Théorie de la disparition, de Séverine Chevalier

Le premier livre de l’année en ce qui me concerne. (D’ailleurs, pour être tout à fait honnête, je l’ai lu en 2024, je ne pouvais pas attendre de retrouver cette autrice que j’aime beaucoup.)

Un roman court, original et singulier, d’une grande délicatesse et qui demande à être lu.

Le résumé

Mylène se considère lucidement comme l’intendante de son mari Mallaury. Une vie simple et banale dans laquelle elle s’occupe de son foyer avec une grande minutie, prolongement du travail consciencieux exercé au service municipal de la ville de Saint-Étienne, quand elle vérifiait les habitations afin de prévenir tout risque de destruction. Mylène veille à ce que Mallaury ne manque de rien, surtout depuis que ses romans connaissent le succès. L’accompagnant dans tous ses déplacements, elle traque le moindre défaut, lisse le moindre pli. Mais un soir, lors d’un dîner entre écrivains, Mylène fait une rencontre qui l’amène à agir étrangement : elle se laisse disparaître. En échappant à son mari pour la première fois, elle se confronte au passé et sort de son silence. La femme de l’écrivain commence à écrire.

Avec Théorie de la disparition, Séverine Chevalier déploie l’épopée minuscule d’une femme qui pense n’avoir rien à dire – à peine à exister. Une réflexion romanesque autour de la réappropriation et du ressaisissement de soi portée par une écriture sensible et marquante.

Ce que j’en dis…

J’avais découvert Séverine Chevalier avec la lecture de Jeannette et le crocodile (La Manufacture de livres, 2022). C’était déjà un livre court et intense et j’ai trouvé dans la Théorie de la disparition le même hommage à ceux qu’on qualifie de petites gens, tellement remarquables dans leur humilité.

Mylène est effectivement petite, si petite que dans l’ombre de son mari qui, lui, est un grand écrivain, comme le veut la formule consacrée, elle existe à peine. Et si elle existe ce n’est pas pour elle mais au service des autres, comme si c’était la chose la plus naturelle du monde.

L’écriture est poétique et poignante. Elle va droit au cœur.

J’ai particulièrement aimé ce passage où Mylène raconte deux évènements sans établir directement de lien entre les deux. D’ailleurs, peut-être n’y a-t-il pas vraiment de rapport entre les deux évènements sinon dans mon esprit de lecteur.

Mais voilà, le livre appartient au lecteur autant qu’à l’auteure, sinon plus.

Mylène avait volé un chemisier à sa mère, un vêtement d’un prix exorbitant, probablement en soie. La même mère avait quant à elle rageusement jeté à la poubelle des vers à soie que Mylène devait nourrir dans le cadre de travaux pratiques durant sa classe de CM1.

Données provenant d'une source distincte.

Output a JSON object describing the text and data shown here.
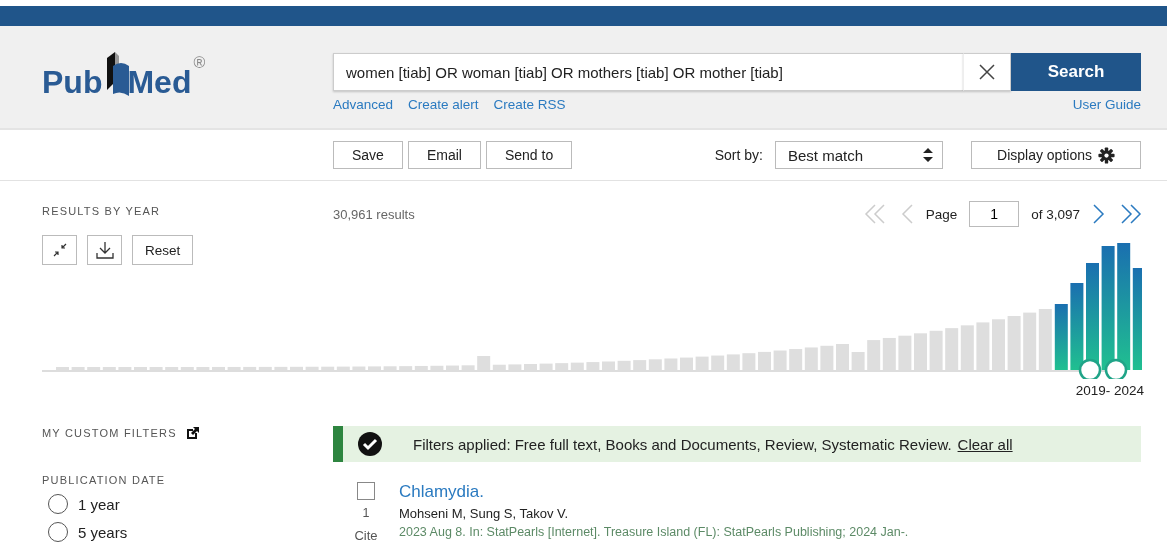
{
  "header": {
    "logo_left": "Pub",
    "logo_right": "Med",
    "registered": "®",
    "search_value": "women [tiab] OR woman [tiab] OR mothers [tiab] OR mother [tiab]",
    "search_button": "Search",
    "links": [
      "Advanced",
      "Create alert",
      "Create RSS"
    ],
    "user_guide": "User Guide"
  },
  "toolbar": {
    "actions": [
      "Save",
      "Email",
      "Send to"
    ],
    "sort_label": "Sort by:",
    "sort_value": "Best match",
    "display_options": "Display options"
  },
  "results_by_year": {
    "title": "RESULTS BY YEAR",
    "reset": "Reset",
    "range_label": "2019- 2024"
  },
  "results": {
    "count": "30,961 results",
    "page_label": "Page",
    "page": "1",
    "page_total": "of 3,097"
  },
  "filters": {
    "custom_title": "MY CUSTOM FILTERS",
    "publication_date_title": "PUBLICATION DATE",
    "date_options": [
      {
        "label": "1 year",
        "selected": false
      },
      {
        "label": "5 years",
        "selected": false
      }
    ]
  },
  "banner": {
    "text": "Filters applied: Free full text, Books and Documents, Review, Systematic Review.",
    "link": "Clear all"
  },
  "articles": [
    {
      "checked": false,
      "number": "1",
      "cite": "Cite",
      "title": "Chlamydia.",
      "authors": "Mohseni M, Sung S, Takov V.",
      "citation": "2023 Aug 8. In: StatPearls [Internet]. Treasure Island (FL): StatPearls Publishing; 2024 Jan-."
    }
  ]
}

Se pourrait-il qu’il y ait une certaine forme d’analogie qui raconterait la difficulté liée au fait d’être soi/soie ? Plus qu’une difficulté d’ailleurs, presqu’une impossibilité. Comme si devenir quelqu’un chez les petites gens revenait à trahir son espèce et sa classe.

Ce qui expliquerait pourquoi Mylène prend tellement de temps avant de se mettre à exister, autrement qu’en qualité d’épouse, simplement comme femme, comme écrivaine aussi, au fond.

J’aime Séverine Chevalier parce qu’elle me parle de choses que je connais, parce qu’elle me met systématiquement le cœur au bord des yeux et le cerveau en ébullition.

Certes, Théorie de la disparition est un petit roman mais le lecteur aura bien compris qu’on peut être petit et avoir beaucoup de valeur.

L’auteure

Séverine Chevalier nait en 1973 à Lyon et vit ensuite pendant treize ans à Marseille. En 2015, elle s’installe avec sa famille en Auvergne où elle commence à écrire. Elle est l’autrice de cinq romans – Recluses (2011) repris aux éditions de la Table ronde, Clouer l’Ouest (2014), Les Mauvaises (2018), et Jeannette et le crocodile (2022) – et de Chronique judiciaire (2023), recueil de poésie publié chez Dynastes.

Théorie de la disparition, de Séverine Chevalier est publié par La Manufacture de livres.
Le livre broché de 176 pages est vendu 14,90€.
Date de parution prévue : 9 janvier 2025.